Today is World Water Day and as much as we like to think that this precious natural resource is unlimited, access to clean water remains a daily hardship for countless rural communities around the world and, as global warming continues to live up to its warning signs, many urban centres around the world have now, too, experienced just how scarce and precious a commodity water truly is. So, while the world commemorates this all too important day, it is a global reminder to all of us that in fact every day should be World Water Day.
The breathtakingly beautiful city of Cape Town, in South Africa, made headlines around the world this year as the Western Cape province continues to face one of the worst droughts in its history. Further northeast, the province of KwaZulu-Natal also experienced an arduous four-year drought that recently came to a glorious end – click here to read about the long-awaited rains that recently brought indescribable joy to the people, land and wildlife of &Beyond Phinda Private Game Reserve.
One thing about hardships is that they inspire innovation, promote togetherness and highlight what truly matters: survival, community care and spirit, and a determination to succeed.
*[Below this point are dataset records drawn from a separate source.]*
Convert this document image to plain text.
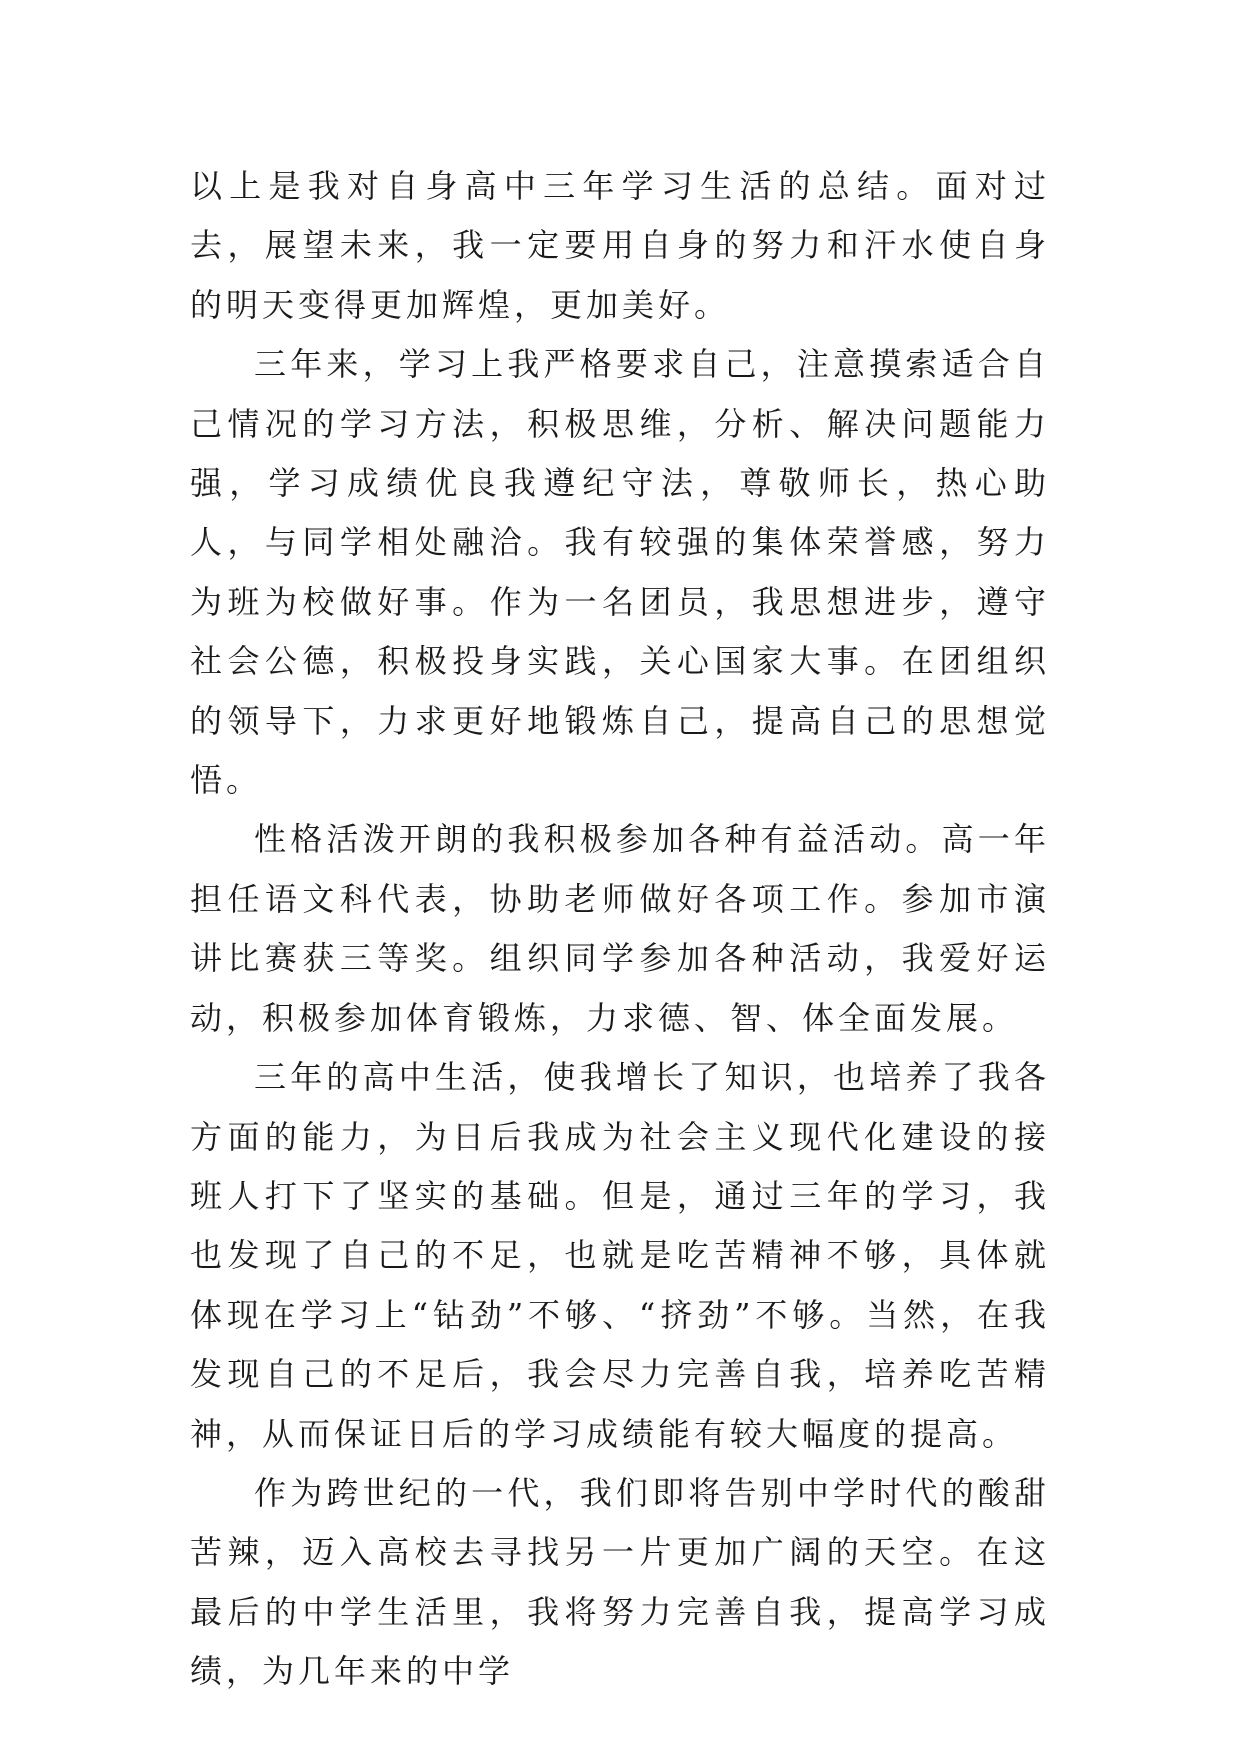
以上是我对自身高中三年学习生活的总结。面对过去，展望未来，我一定要用自身的努力和汗水使自身的明天变得更加辉煌，更加美好。

三年来，学习上我严格要求自己，注意摸索适合自己情况的学习方法，积极思维，分析、解决问题能力强，学习成绩优良我遵纪守法，尊敬师长，热心助人，与同学相处融洽。我有较强的集体荣誉感，努力为班为校做好事。作为一名团员，我思想进步，遵守社会公德，积极投身实践，关心国家大事。在团组织的领导下，力求更好地锻炼自己，提高自己的思想觉悟。

性格活泼开朗的我积极参加各种有益活动。高一年担任语文科代表，协助老师做好各项工作。参加市演讲比赛获三等奖。组织同学参加各种活动，我爱好运动，积极参加体育锻炼，力求德、智、体全面发展。

三年的高中生活，使我增长了知识，也培养了我各方面的能力，为日后我成为社会主义现代化建设的接班人打下了坚实的基础。但是，通过三年的学习，我也发现了自己的不足，也就是吃苦精神不够，具体就体现在学习上“钻劲”不够、“挤劲”不够。当然，在我发现自己的不足后，我会尽力完善自我，培养吃苦精神，从而保证日后的学习成绩能有较大幅度的提高。

作为跨世纪的一代，我们即将告别中学时代的酸甜苦辣，迈入高校去寻找另一片更加广阔的天空。在这最后的中学生活里，我将努力完善自我，提高学习成绩，为几年来的中学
You know what they say, “Necessity is the mother of invention,” and Cape Town has proudly displayed its true colours and proved that hard times really do bring out the best in people. Thanks to the creative and resourceful ways that Cape Town’s locals, consumers, businesses and guests alike are saving water, it is very much business as usual in Cape Town and our award-winning Mother City continues to delight travellers from across the globe.
There’s no denying that water is our earth’s most precious resource and although more than 70% of the earth’s surface is covered by water, 96.5% percent of this vast water supply is contained within our oceans as salt water. The remaining water is found in freshwater lakes, glaciers and ice caps. Only a mere 1% of the earth’s water is reachable and suitable for human consumption, making it a very limited resource.
And no matter our race, religion, colour, gender or nationality, we all need water to survive and given the sobering effects of climate change and Mother Nature’s wildly unpredictable weather patterns, water conservation is more important now than ever. Simple, everyday changes can indeed have a significant and lasting impact and we can all benefit from becoming more water wise. Remember, every drop counts, no matter where you live (or travel).
So what can we learn from people around the world that have been faced with water scarcity? Well in Cape Town, a few small steps made an enormous difference to the large-scale water saving efforts. Where possible, water from agricultural areas was reallocated to urban areas; water inflow and pressure was reduced; taps have been shut off in airports and shopping centres and waterless hand sanitiser dispensers installed; and businesses and locals alike are using rainwater tanks, boreholes, grey water systems, water-saving showerheads, as well as buckets in the shower to collect water before it heats up to temperature.
Grey water is being used to wash cars and water gardens, less water-intensive cleaning methods are being adhered to and every local business is doing its own part to encourage consumers to conserve water in unique, inventive ways, many of which we can all adopt in our own households too.
Even the world-class restaurants and cafés are making a meaningful difference by adopting meat-free Mondays, designing water-savvy menus, using water conscious cooking methods (such as boiling instead of steaming, replacing beef with game, venison and veggie/vegan options, and reducing the amount of pasta dishes) and encouraging people to bring reusable travel mugs for their takeaway coffees. There is even a popular campaign challenging the city’s most renowned chefs to design their own irresistible and totally waterless meals – and you can watch them preparing these delicious dishes online.
Luxury hotels and boutique properties have also incorporated small, unobtrusive measures that continue to save water, but that don’t impact on or detract from the luxury experience. From installing water-saving showerheads and removing bathtub plugs, to encouraging guests to reuse towels and linen during a short stay and minimise air con usage on days when it’s not necessary … every bit really does help.
At &Beyond, while we acknowledge that our business is built on luxury travel, we remain committed to the use of renewable resources; this extends not only to the use of energy, but also to water. We aim to reduce the use of plastic across our operations through our water bottling plant initiative: we bottle our own purified water in recyclable glass bottles at each lodge, and at some central offices, to further reduce the impact and usage of plastic.
The first glass water bottling plant was implemented at &Beyond Phinda Private Game Reserve in 2016 and, since then, we have successfully implemented and duplicated this project across nearly 50% of our lodges. Our aim is for 100% of our lodges to have their own glass bottling plants and to reduce the number of plastic bottles used in the group by 90% by 2020.
Click here to browse our &Beyond Impact Review and read more about our 2020 goals.
So, on World Water Day, and indeed every day, think when you turn on that tap and try and save water wherever you can. Remember the old adage, “if you want to walk fast, walk alone. If you want to walk far, walk together.” It’s up to all of us to work together for a sustainable solution for the future of our planet … and while we’re at it, let’s all do a little rain dance for everyone around the world that is faced with water scarcity. Bring on the rain!